I know the profit margins are thinner on economy cars, but I don't understand why some company hasn't started making a dirt simple, small and cheap EV yet. It would sell like hotcakes.

I hope Aptera can change that, but they're still potentially vaporware.

[–] [email protected] 4 points 11 months ago

There are many relatively cheap EVs sold around the world like the MG4 , BYD dolphin that cost around USD $35000 that come with 5 star Euro NCAP crash ratings so they are not some glorified golf cart with doors.

https://www.euroncap.com/en/results/mg/4+electric/48646

https://www.euroncap.com/en/results/byd/dolphin/50011

Or a Citroën ë-C3 if you assume only Chinese cars can be that cheap.

https://www.motor1.com/news/691778/2024-citroen-e-c3-debut-europe/

You can't find them in the US because Chinese cars come with a 27.5% import tariff.

The US car market in my opinion will probably resemble their smartphone market in a few years time with Tesla (Apple) and a few korean cars (Samsung). While the rest of the manufacturers will go the way of Nokia & Blackberry.
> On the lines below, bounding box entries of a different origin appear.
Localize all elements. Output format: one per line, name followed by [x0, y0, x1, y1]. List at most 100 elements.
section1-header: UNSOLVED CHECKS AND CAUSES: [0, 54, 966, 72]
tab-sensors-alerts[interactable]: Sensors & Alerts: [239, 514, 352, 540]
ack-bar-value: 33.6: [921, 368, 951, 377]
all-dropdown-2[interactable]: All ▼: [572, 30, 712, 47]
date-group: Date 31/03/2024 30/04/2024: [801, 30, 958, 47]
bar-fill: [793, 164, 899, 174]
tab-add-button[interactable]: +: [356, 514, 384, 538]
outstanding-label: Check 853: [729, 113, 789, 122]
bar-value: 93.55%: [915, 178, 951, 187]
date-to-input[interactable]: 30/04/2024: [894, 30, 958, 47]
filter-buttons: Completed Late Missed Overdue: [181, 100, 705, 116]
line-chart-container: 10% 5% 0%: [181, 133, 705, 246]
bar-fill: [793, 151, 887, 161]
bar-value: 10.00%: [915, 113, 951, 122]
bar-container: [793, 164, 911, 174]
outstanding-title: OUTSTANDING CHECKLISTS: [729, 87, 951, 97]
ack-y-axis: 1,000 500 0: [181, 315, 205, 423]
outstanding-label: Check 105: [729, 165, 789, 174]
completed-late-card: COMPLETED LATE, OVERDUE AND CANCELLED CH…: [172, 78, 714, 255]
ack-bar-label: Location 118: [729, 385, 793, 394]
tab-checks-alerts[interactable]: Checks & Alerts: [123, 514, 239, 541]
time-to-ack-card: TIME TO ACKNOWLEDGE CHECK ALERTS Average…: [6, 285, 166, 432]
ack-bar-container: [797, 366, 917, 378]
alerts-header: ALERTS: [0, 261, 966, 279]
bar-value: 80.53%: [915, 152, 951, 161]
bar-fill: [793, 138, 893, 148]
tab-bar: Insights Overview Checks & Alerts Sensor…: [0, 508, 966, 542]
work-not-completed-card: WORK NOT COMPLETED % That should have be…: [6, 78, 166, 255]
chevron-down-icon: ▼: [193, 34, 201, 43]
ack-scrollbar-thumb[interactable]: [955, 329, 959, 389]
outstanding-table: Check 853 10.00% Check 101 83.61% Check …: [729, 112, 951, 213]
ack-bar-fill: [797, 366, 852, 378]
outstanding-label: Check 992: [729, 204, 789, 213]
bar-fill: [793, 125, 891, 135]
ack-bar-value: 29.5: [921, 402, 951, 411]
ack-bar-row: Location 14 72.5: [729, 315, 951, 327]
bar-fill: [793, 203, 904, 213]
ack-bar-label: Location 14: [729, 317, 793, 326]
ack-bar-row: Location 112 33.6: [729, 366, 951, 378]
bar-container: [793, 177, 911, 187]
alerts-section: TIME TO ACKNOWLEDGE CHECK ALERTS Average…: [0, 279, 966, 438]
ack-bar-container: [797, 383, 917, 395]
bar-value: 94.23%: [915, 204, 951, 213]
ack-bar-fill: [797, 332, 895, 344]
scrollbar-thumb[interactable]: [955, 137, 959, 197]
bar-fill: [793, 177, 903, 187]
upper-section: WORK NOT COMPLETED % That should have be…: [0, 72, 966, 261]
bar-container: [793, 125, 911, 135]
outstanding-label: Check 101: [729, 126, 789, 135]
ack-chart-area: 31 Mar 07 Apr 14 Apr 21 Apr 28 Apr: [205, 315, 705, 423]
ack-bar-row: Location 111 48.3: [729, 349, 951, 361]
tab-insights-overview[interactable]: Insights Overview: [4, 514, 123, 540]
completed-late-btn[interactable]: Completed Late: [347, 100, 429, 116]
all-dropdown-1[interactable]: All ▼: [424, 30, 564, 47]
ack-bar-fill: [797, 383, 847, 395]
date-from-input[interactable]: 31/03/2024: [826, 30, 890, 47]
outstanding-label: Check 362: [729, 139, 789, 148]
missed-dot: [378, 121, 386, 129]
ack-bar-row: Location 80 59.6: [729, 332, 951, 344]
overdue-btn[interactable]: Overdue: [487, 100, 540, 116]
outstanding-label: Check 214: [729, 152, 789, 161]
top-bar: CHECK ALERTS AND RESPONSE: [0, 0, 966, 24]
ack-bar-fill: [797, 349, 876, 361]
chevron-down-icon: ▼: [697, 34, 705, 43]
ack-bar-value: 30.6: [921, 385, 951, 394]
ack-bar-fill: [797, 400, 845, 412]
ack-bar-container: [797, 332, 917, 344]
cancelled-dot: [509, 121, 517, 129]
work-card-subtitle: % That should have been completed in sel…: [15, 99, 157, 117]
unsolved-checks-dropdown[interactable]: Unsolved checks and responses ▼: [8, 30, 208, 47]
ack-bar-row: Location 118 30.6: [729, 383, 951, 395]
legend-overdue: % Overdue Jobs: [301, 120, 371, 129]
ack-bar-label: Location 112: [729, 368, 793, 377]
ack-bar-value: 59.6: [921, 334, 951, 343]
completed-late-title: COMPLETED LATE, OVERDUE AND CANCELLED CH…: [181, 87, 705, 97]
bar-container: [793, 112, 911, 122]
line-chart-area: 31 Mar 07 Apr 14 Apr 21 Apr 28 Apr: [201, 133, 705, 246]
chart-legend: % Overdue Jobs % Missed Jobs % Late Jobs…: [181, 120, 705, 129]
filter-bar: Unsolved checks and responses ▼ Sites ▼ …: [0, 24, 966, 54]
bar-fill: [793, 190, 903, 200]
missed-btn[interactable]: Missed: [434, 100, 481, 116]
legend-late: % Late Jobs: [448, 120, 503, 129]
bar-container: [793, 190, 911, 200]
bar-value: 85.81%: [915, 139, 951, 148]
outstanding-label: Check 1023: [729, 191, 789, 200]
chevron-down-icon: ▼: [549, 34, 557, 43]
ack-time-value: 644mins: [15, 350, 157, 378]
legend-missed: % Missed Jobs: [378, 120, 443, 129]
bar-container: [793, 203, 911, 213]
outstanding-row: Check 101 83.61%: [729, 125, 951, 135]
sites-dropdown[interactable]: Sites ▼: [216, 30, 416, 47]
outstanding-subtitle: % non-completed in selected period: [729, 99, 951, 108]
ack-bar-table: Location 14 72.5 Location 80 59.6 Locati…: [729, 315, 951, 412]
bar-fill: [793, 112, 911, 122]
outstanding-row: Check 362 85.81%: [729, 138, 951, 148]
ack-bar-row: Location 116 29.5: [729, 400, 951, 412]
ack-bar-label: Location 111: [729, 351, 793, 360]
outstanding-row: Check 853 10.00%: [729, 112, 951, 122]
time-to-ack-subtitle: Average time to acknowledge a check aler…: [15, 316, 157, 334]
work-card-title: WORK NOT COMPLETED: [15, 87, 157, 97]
[–] [email protected] 4 points 11 months ago* (last edited 11 months ago)

Because no one has figured it out yet at scale.

Getting the car to the fabled 25k USD before incentives just isn't profitable yet, the batteries are too expensive.

GMs bolt, which is the cheapest out there, isn't profitable. They're selling it for the ZEV credits they get. They'd go bankrupt if they tried to sell a million of them a year as is.

We would need a range restricted commuter car to get to those prices right now, but those just don't sell well at scale either.

And now with interest rates so high it's even more difficult, because even that 25k car is substantially less affordable.